Yeah I was commenting last week that I didn't think it would be long before banks might start raising mortgage rates given swap activity (they don't have any option really to manage their interest rate risk of their balance sheets).

Don't think this was the intended outcome the RBNZ was looking for with their last OCR cut - in fact its the complete opposite. When the general public catch on that rates are on the rise again they won't be spending the extra dollar this year on xmas pressies and holiday activities - they'll be worrying themselves about refixing at a higher rate again in the future and getting ready for that (then the stats will come out that spending is down and GDP is extremely weak and there are no green shoots despite ASB on the news last night saying there are signs that green shoots are finally here....). 

The RBNZ drop rates with the intention of increasing aggregate demand on the economy and creating stimulus - but by cutting when they should have remained steady the have, in my opinion, shot themselves in the foot. I don't think swaps would have gone up (to the extent they have post OCR review - as swaps were screaming 'don't cut' before the review) if the RBNZ held steady - and then mortgage rates wouldn't be on the rise gain. As the new Governor said they need to be solely fixated on inflation - and inflation in the CPI was showing a clear and steady trend right up to the upper mandated limit and yet they cut - I mean, WTF?? (do they not realise that economies can also shrink and aggregate demand for goods and services be completely squashed because of inflation and not just deflation?? - and yet they are always fixated on deflation and not inflation?)

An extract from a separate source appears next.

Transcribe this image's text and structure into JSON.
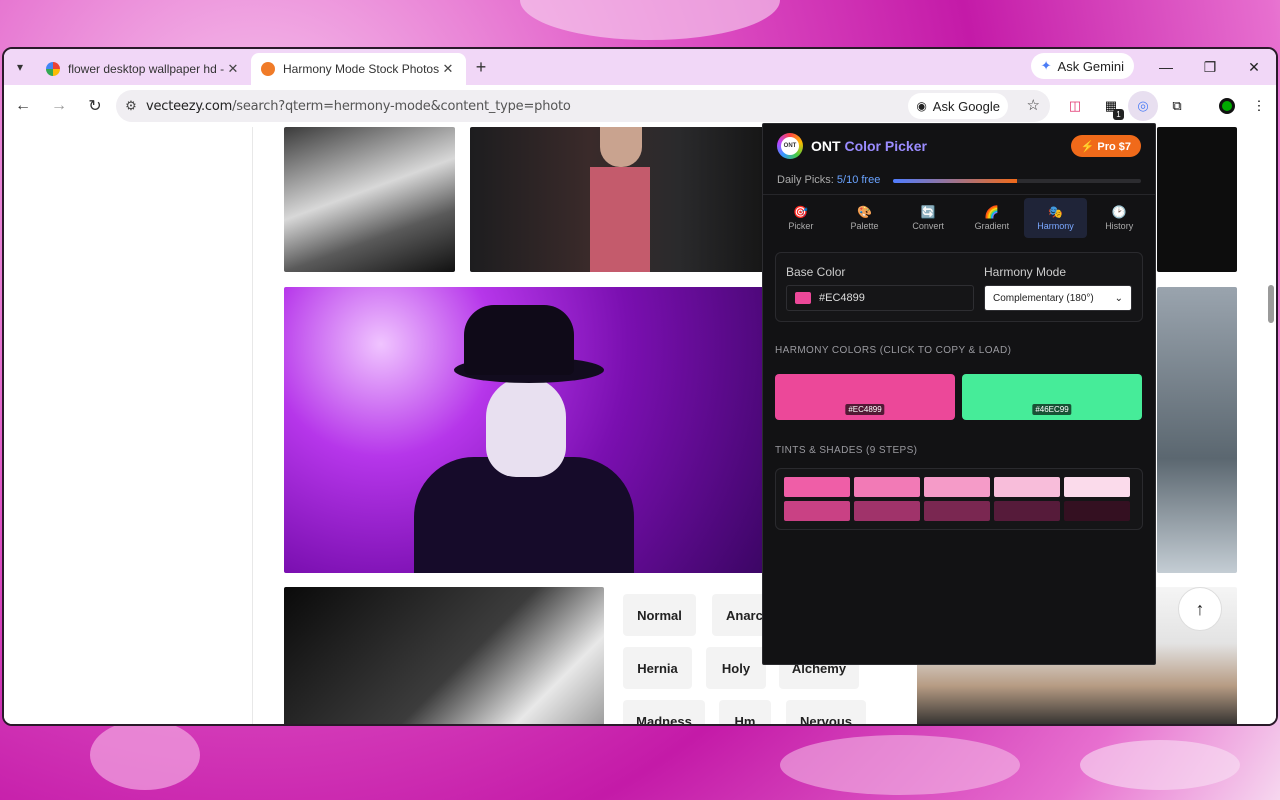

It wouldn't surprise me if we're back into OCR rises at first review next year - and if the swaps keep going vertical it might be a 50bps rise. Over 2 months before the next policy review as well - so any chance of an emergency meeting and rate rise before Feb 18th? And they will continue to say that they are all about creating financial stability - while they manufacture the financial instability we experience on a daily basis. And banks will keep saying 'green shoots' are here as they try to sell mortgages to people while GDP stats keep coming out saying the economy is weak (actually no green shoots) because we keep messing up our OCR by either cutting when we should be raising (when inflation indicators are flashing red) or raising when we should be cutting (inflation already dropping and economy strangled by lack of aggregate demand).